Bechard only had a brief interaction with Stiers after the fact.

“Well, after Udoka about crushed my ribs and I got out of the pile she was kind of surrounded,” Bechard described, “so I just gave her a hug and told her congrats.”

At the time, Self was busy signing his name to a $10,000 check, holding it against a basketball.

“I was actually happy that we did it,” Self said of duplicating last year’s results. “It’s great for, obviously Jordan, the young lady that won it, and it’s bad for Brennan, because whatever his camp check is next year, we’re just gonna subtract 10 grand off it. So it’s not that big a deal,” a grinning Self added. “No, I’m joking.”

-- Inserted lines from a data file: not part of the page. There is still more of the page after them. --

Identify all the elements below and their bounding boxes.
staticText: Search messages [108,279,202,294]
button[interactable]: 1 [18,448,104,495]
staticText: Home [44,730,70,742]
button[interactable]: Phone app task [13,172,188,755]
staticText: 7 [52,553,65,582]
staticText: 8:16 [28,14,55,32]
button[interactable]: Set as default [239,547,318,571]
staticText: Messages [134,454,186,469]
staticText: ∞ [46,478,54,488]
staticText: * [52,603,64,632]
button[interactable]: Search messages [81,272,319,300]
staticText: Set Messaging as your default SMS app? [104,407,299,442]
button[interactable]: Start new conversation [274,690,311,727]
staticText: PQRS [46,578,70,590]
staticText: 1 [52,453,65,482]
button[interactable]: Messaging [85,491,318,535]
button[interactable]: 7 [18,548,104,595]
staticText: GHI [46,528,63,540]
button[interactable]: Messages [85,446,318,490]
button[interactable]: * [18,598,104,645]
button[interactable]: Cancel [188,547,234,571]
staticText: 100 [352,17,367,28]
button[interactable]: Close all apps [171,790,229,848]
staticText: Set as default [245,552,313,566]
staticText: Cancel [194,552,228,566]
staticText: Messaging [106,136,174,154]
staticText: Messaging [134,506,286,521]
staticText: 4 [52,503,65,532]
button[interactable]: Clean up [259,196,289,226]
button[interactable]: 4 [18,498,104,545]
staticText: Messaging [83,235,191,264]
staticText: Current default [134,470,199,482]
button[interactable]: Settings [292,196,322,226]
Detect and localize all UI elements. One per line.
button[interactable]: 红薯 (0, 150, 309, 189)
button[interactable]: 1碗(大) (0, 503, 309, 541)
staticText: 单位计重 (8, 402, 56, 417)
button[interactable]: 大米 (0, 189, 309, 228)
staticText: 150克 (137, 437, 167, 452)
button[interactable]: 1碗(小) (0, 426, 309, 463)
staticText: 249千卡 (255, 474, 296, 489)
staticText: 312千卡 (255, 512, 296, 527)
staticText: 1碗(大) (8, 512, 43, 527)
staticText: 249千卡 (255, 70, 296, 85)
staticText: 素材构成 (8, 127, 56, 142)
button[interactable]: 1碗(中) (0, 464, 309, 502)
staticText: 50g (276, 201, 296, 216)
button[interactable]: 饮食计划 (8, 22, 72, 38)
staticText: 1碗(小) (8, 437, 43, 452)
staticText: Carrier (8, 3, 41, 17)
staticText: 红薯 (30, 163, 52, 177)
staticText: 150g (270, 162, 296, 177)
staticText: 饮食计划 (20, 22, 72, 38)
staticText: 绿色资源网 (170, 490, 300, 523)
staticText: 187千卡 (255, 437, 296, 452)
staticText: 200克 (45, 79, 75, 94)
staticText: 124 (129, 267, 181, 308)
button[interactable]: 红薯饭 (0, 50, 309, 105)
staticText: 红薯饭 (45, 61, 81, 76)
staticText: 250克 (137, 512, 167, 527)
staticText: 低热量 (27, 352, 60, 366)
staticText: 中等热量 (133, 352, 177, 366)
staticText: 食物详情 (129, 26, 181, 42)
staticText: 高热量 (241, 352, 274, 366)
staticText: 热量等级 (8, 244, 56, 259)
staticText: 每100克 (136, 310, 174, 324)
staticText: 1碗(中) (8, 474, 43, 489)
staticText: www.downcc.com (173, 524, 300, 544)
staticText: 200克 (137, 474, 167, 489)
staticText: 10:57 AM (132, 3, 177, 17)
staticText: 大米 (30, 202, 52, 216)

After Bechard won one student some money, Self was surprised the other student contestant picked former player Jeremy Case.

“You know, I was really surprised,” Self said. “I think Case is a good shooter and all. I’m surprised the guy didn’t pick Brennan to shoot it again. He’s two for two, and then he didn’t pick him to shoot it. He’s usually all over it, and of course tonight he was again.”

Bechard, who only played in 35 games during his KU career, averaging 0.5 points, was asked whether he deserved more minutes in his college days.

“Without a doubt,” Bechard responded, with a smile. “And you guys should tell Coach Self that when he comes in here, too.”

His former coach thought Bechard may be on to something.

“I should’ve played him more,” Self said, “in like full-court situations with one second left on the clock. Put him in just to shoot that shot.”